Название второго спектакля, привезенного новосибирским балетом на «Золотую маску»
(о первом, «Золушке» в постановке Кирилла Симонова, см. «Время новостей» от 21 марта), предполагает возможность множественного толкования. «Русские сезоны» -- это, безусловно, память о дягилевской антрепризе. И русские сезоны -- просто смена времен года, текучка жизни, обыденность родных пространств. Алла Сигалова, сочиняя получасовую одноактовку на музыку Леонида Десятникова, явно имела в виду оба смысла.
Жизнь отечества представляется хореографу вечным сражением мифа с реальностью, пуантов с рабочими туфлями, восторженно-элегической памяти с бодрым темпом стройки, балета с бытовым шагом. В спектакле пять женщин в пышных красных юбках с вьющимися по ним черными линиями и в кожаных подшлемниках на головах. В самой одежке (придуманной Анной Политковской) естественная женственность балета отчеркнута уродливостью унисекс-головных уборов. Пять танцовщиц отлично помнят про те, дягилевские, сезоны, про статус балерин и великолепную мощь их кокетства -- и отлично тянут подъемы, специально демонстрируют дивную лепку стоп, будто прямо-таки в балете Мариуса Ивановича Петипа вышли. И через секунду, коротко и резко взмахнув руками, застывают в позе останавливающего машину гаишника -- воплощением неумолимой практичности.
В спектакле заняты двое мужчин, обряженных в длиннополые плащи, -- танцовщики время от времени пересекают сцену широкими шагами, не менее широко взмахивая руками и фиксируя их на взлете, будто очерчивая захваченное пространство. Но как бы монументально они ни выглядели в своем стремлении вперед, главные в балете все-таки женщины, с их суетой, воспоминаниями, перебиранием прошлого. Весь балет качается, перекатывается, шуршит этими воспоминаниями о великом прошлом, перелистывает классические учебники и тут же рисует поверх образцовой картинки какую-нибудь насмешливую загогулину.

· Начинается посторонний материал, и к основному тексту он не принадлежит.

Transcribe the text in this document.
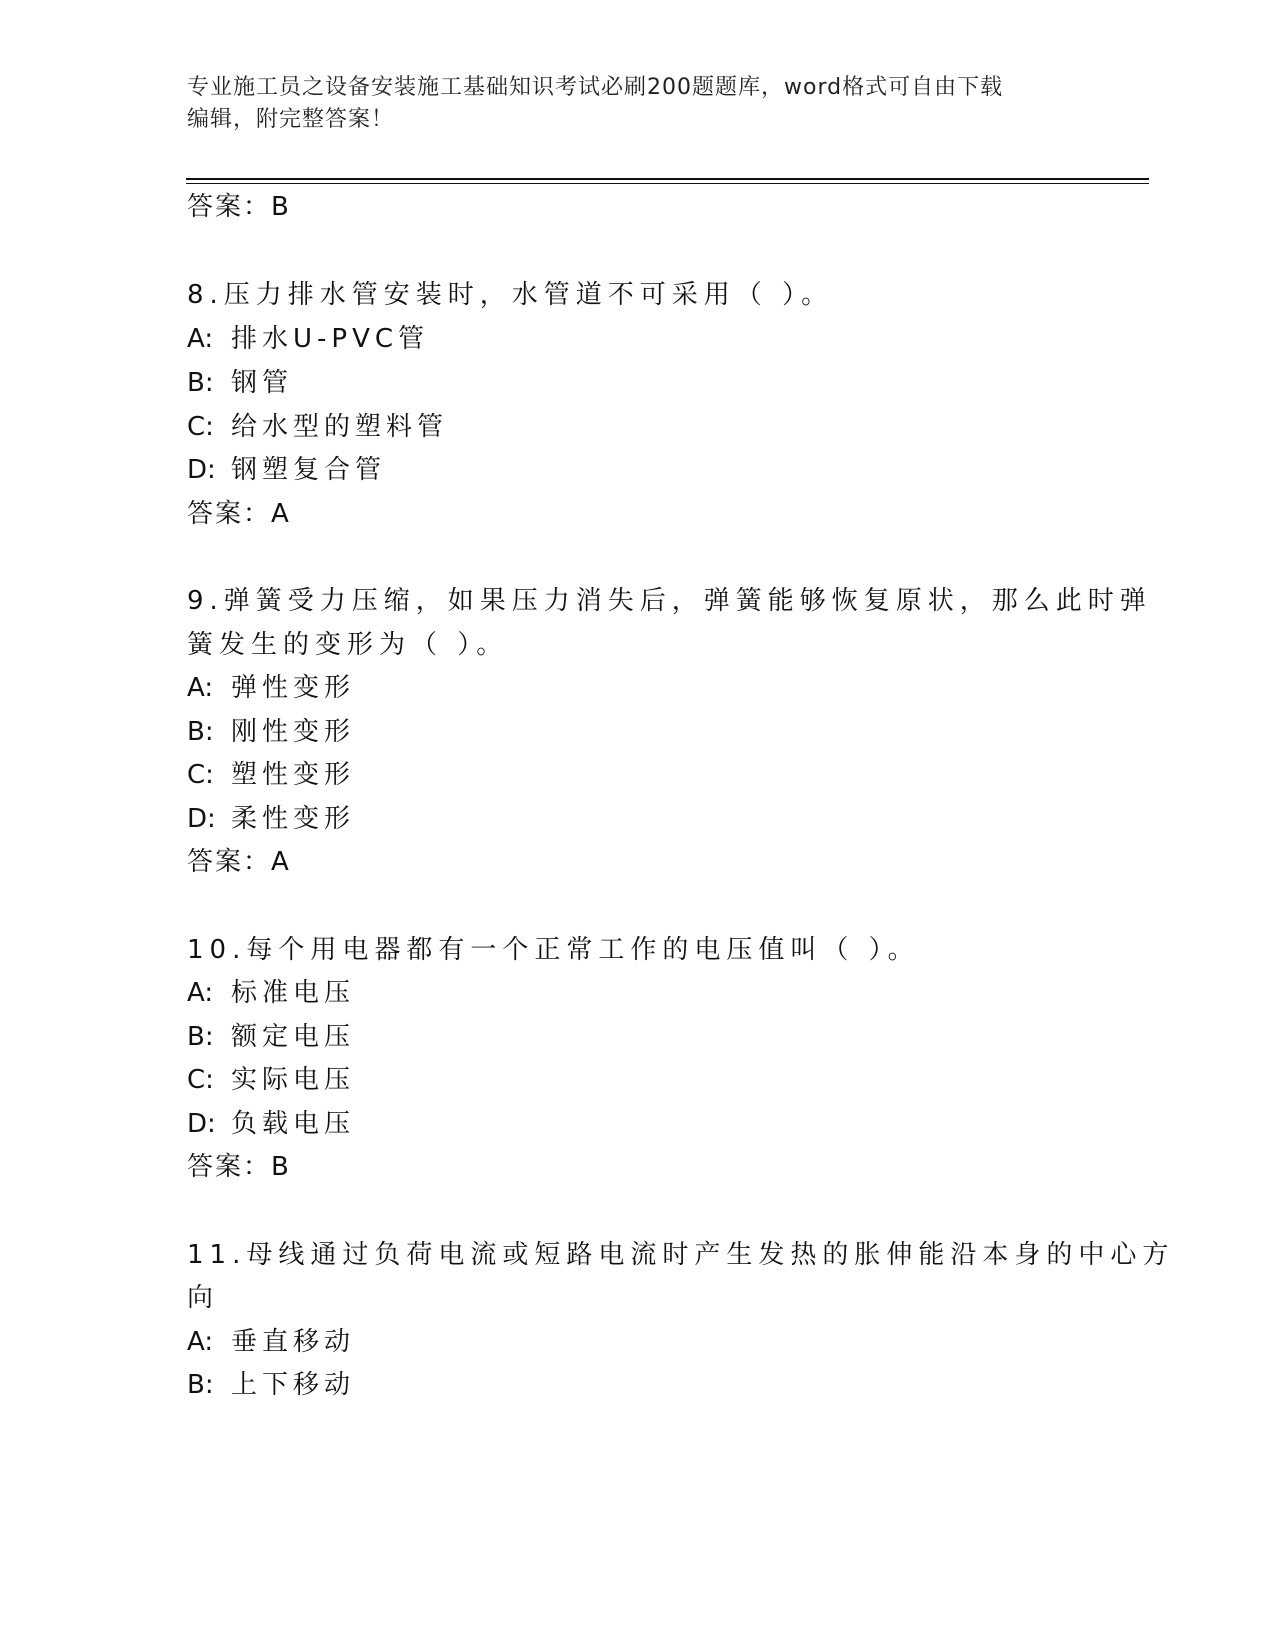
专业施工员之设备安装施工基础知识考试必刷200题题库，word格式可自由下载
编辑，附完整答案！
答案：B
8.压力排水管安装时，水管道不可采用（ ）。
A: 排水U-PVC管
B: 钢管
C: 给水型的塑料管
D: 钢塑复合管
答案：A
9.弹簧受力压缩，如果压力消失后，弹簧能够恢复原状，那么此时弹
簧发生的变形为（ ）。
A: 弹性变形
B: 刚性变形
C: 塑性变形
D: 柔性变形
答案：A
10.每个用电器都有一个正常工作的电压值叫（ ）。
A: 标准电压
B: 额定电压
C: 实际电压
D: 负载电压
答案：B
11.母线通过负荷电流或短路电流时产生发热的胀伸能沿本身的中心方
向
A: 垂直移动
B: 上下移动
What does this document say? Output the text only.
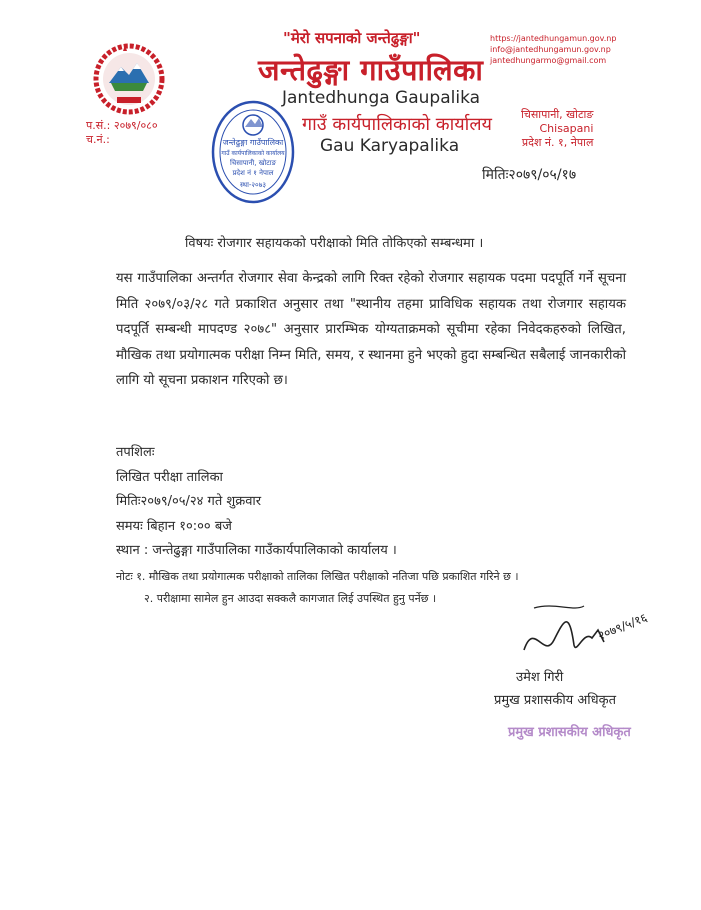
"मेरो सपनाको जन्तेढुङ्गा"
जन्तेढुङ्गा गाउँपालिका
Jantedhunga Gaupalika
गाउँ कार्यपालिकाको कार्यालय
Gau Karyapalika
https://jantedhungamun.gov.np
info@jantedhungamun.gov.np
jantedhungarmo@gmail.com
चिसापानी, खोटाङ
Chisapani
प्रदेश नं. १, नेपाल
प.सं.: २०७९/०८०
च.नं.:
मितिः२०७९/०५/१७
जन्तेढुङ्गा गाउँपालिका
गाउँ कार्यपालिकाको कार्यालय
चिसापानी, खोटाङ
प्रदेश नं १ नेपाल
स्था-२०७३
विषयः रोजगार सहायकको परीक्षाको मिति तोकिएको सम्बन्धमा ।
यस गाउँपालिका अन्तर्गत रोजगार सेवा केन्द्रको लागि रिक्त रहेको रोजगार सहायक पदमा पदपूर्ति गर्ने सूचना मिति २०७९/०३/२८ गते प्रकाशित अनुसार तथा "स्थानीय तहमा प्राविधिक सहायक तथा रोजगार सहायक पदपूर्ति सम्बन्धी मापदण्ड २०७८" अनुसार प्रारम्भिक योग्यताक्रमको सूचीमा रहेका निवेदकहरुको लिखित, मौखिक तथा प्रयोगात्मक परीक्षा निम्न मिति, समय, र स्थानमा हुने भएको हुदा सम्बन्धित सबैलाई जानकारीको लागि यो सूचना प्रकाशन गरिएको छ।
तपशिलः
लिखित परीक्षा तालिका
मितिः२०७९/०५/२४ गते शुक्रवार
समयः बिहान १०:०० बजे
स्थान : जन्तेढुङ्गा गाउँपालिका गाउँकार्यपालिकाको कार्यालय ।
नोटः १. मौखिक तथा प्रयोगात्मक परीक्षाको तालिका लिखित परीक्षाको नतिजा पछि प्रकाशित गरिने छ ।
२. परीक्षामा सामेल हुन आउदा सक्कलै कागजात लिई उपस्थित हुनु पर्नेछ ।
२०७९/५/१६
उमेश गिरी
प्रमुख प्रशासकीय अधिकृत
प्रमुख प्रशासकीय अधिकृत
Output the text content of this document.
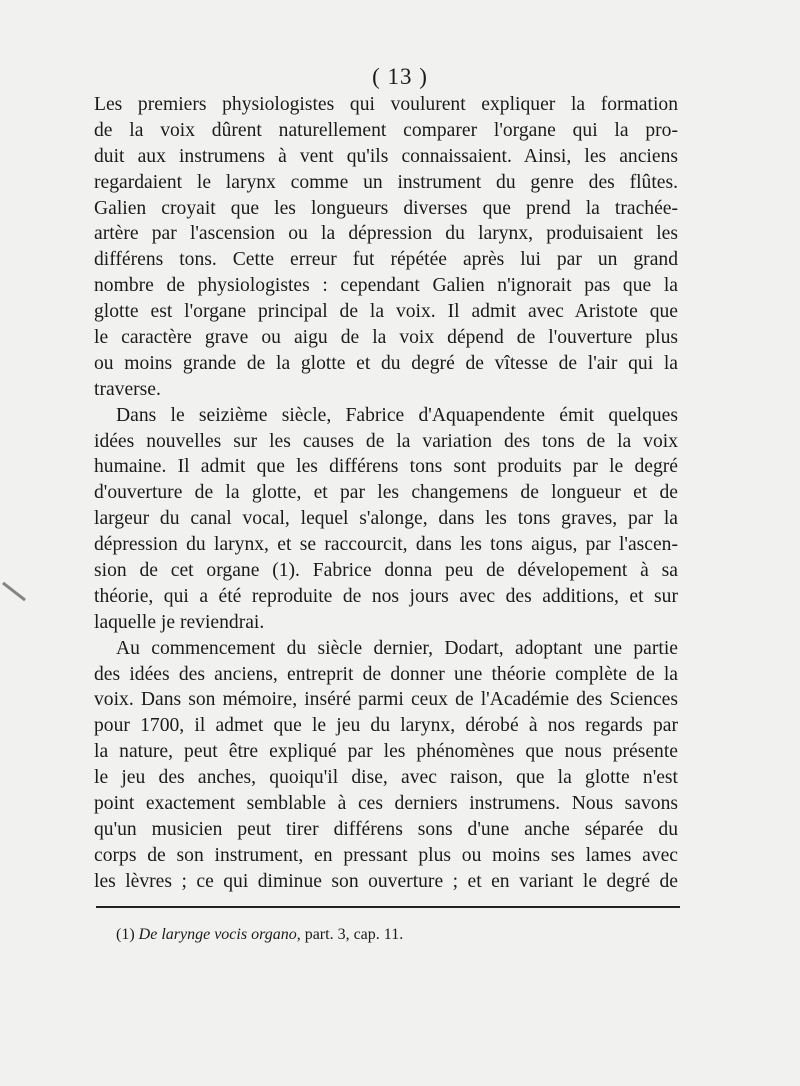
( 13 )
Les premiers physiologistes qui voulurent expliquer la formation
de la voix dûrent naturellement comparer l'organe qui la pro-
duit aux instrumens à vent qu'ils connaissaient. Ainsi, les anciens
regardaient le larynx comme un instrument du genre des flûtes.
Galien croyait que les longueurs diverses que prend la trachée-
artère par l'ascension ou la dépression du larynx, produisaient les
différens tons. Cette erreur fut répétée après lui par un grand
nombre de physiologistes : cependant Galien n'ignorait pas que la
glotte est l'organe principal de la voix. Il admit avec Aristote que
le caractère grave ou aigu de la voix dépend de l'ouverture plus
ou moins grande de la glotte et du degré de vîtesse de l'air qui la
traverse.
Dans le seizième siècle, Fabrice d'Aquapendente émit quelques
idées nouvelles sur les causes de la variation des tons de la voix
humaine. Il admit que les différens tons sont produits par le degré
d'ouverture de la glotte, et par les changemens de longueur et de
largeur du canal vocal, lequel s'alonge, dans les tons graves, par la
dépression du larynx, et se raccourcit, dans les tons aigus, par l'ascen-
sion de cet organe (1). Fabrice donna peu de dévelopement à sa
théorie, qui a été reproduite de nos jours avec des additions, et sur
laquelle je reviendrai.
Au commencement du siècle dernier, Dodart, adoptant une partie
des idées des anciens, entreprit de donner une théorie complète de la
voix. Dans son mémoire, inséré parmi ceux de l'Académie des Sciences
pour 1700, il admet que le jeu du larynx, dérobé à nos regards par
la nature, peut être expliqué par les phénomènes que nous présente
le jeu des anches, quoiqu'il dise, avec raison, que la glotte n'est
point exactement semblable à ces derniers instrumens. Nous savons
qu'un musicien peut tirer différens sons d'une anche séparée du
corps de son instrument, en pressant plus ou moins ses lames avec
les lèvres ; ce qui diminue son ouverture ; et en variant le degré de
(1) De larynge vocis organo, part. 3, cap. 11.
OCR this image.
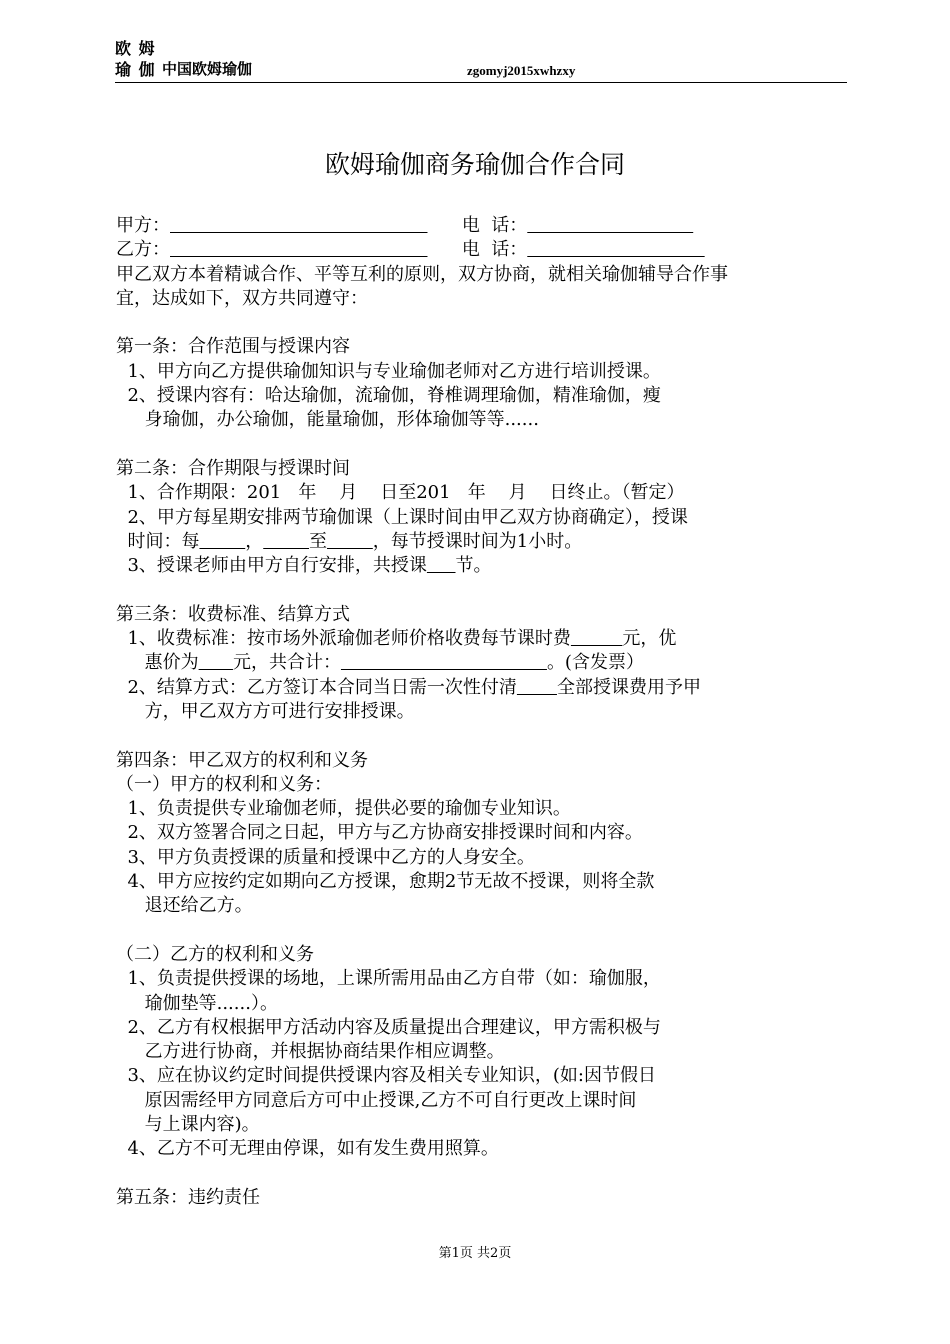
欧 姆
瑜 伽 中国欧姆瑜伽	zgomyj2015xwhzxy
欧姆瑜伽商务瑜伽合作合同

甲方：	电  话：

乙方：	电  话：

甲乙双方本着精诚合作、平等互利的原则，双方协商，就相关瑜伽辅导合作事

宜，达成如下，双方共同遵守：

第一条：合作范围与授课内容

1、甲方向乙方提供瑜伽知识与专业瑜伽老师对乙方进行培训授课。

2、授课内容有：哈达瑜伽，流瑜伽，脊椎调理瑜伽，精准瑜伽，瘦

身瑜伽，办公瑜伽，能量瑜伽，形体瑜伽等等......

第二条：合作期限与授课时间

1、合作期限：201   年    月    日至201   年    月    日终止。（暂定）

2、甲方每星期安排两节瑜伽课（上课时间由甲乙双方协商确定），授课

时间：每	，	至	，每节授课时间为1小时。

3、授课老师由甲方自行安排，共授课 节。

第三条：收费标准、结算方式

1、收费标准：按市场外派瑜伽老师价格收费每节课时费	元，优

惠价为 元，共合计：	。(含发票）

2、结算方式：乙方签订本合同当日需一次性付清 全部授课费用予甲

方，甲乙双方方可进行安排授课。

第四条：甲乙双方的权利和义务

（一）甲方的权利和义务：

1、负责提供专业瑜伽老师，提供必要的瑜伽专业知识。

2、双方签署合同之日起，甲方与乙方协商安排授课时间和内容。

3、甲方负责授课的质量和授课中乙方的人身安全。

4、甲方应按约定如期向乙方授课，愈期2节无故不授课，则将全款

退还给乙方。

（二）乙方的权利和义务

1、负责提供授课的场地，上课所需用品由乙方自带（如：瑜伽服，

瑜伽垫等......）。

2、乙方有权根据甲方活动内容及质量提出合理建议，甲方需积极与

乙方进行协商，并根据协商结果作相应调整。

3、应在协议约定时间提供授课内容及相关专业知识，(如:因节假日

原因需经甲方同意后方可中止授课,乙方不可自行更改上课时间

与上课内容)。

4、乙方不可无理由停课，如有发生费用照算。

第五条：违约责任

第1页 共2页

Вдруг на несколько секунд грянет фуэте -- то простое, а то и итальянское; то вроде пойдет намек на классическую обводку, но вот партнер стоит спиной к балерине, а не лицом, и уж скорее он сам держится за ее поднятую ногу, чем ее держит. Промелькнет привычная «кукольная» поза -- с чуть наклоненной спиной и замершими впереди руками, и не поймешь, то ли «Коппелию» хореограф вспоминает, то ли куклу наследника Тутти из старого фильма. И все эти воспоминания -- вспыхивают промельки идей и Нижинского, и Фокина, и еще полудюжины хореографов -- нарезаны такими маленькими кусочками, так высушены и так тщательно отделены друг от друга, что наличие каждого из них не кажется принципиально важным. Это не паззл, который должен сложиться в единственно возможную картинку. Это случайный набор цветных камешков, что, высыпавшись, образует случайный пейзаж. Возможно, это и есть идея хореографа -- наша история, наши сезоны не складываются в один учебник. Всего лишь пестрые камушки, которые могут по-разному лечь на песок.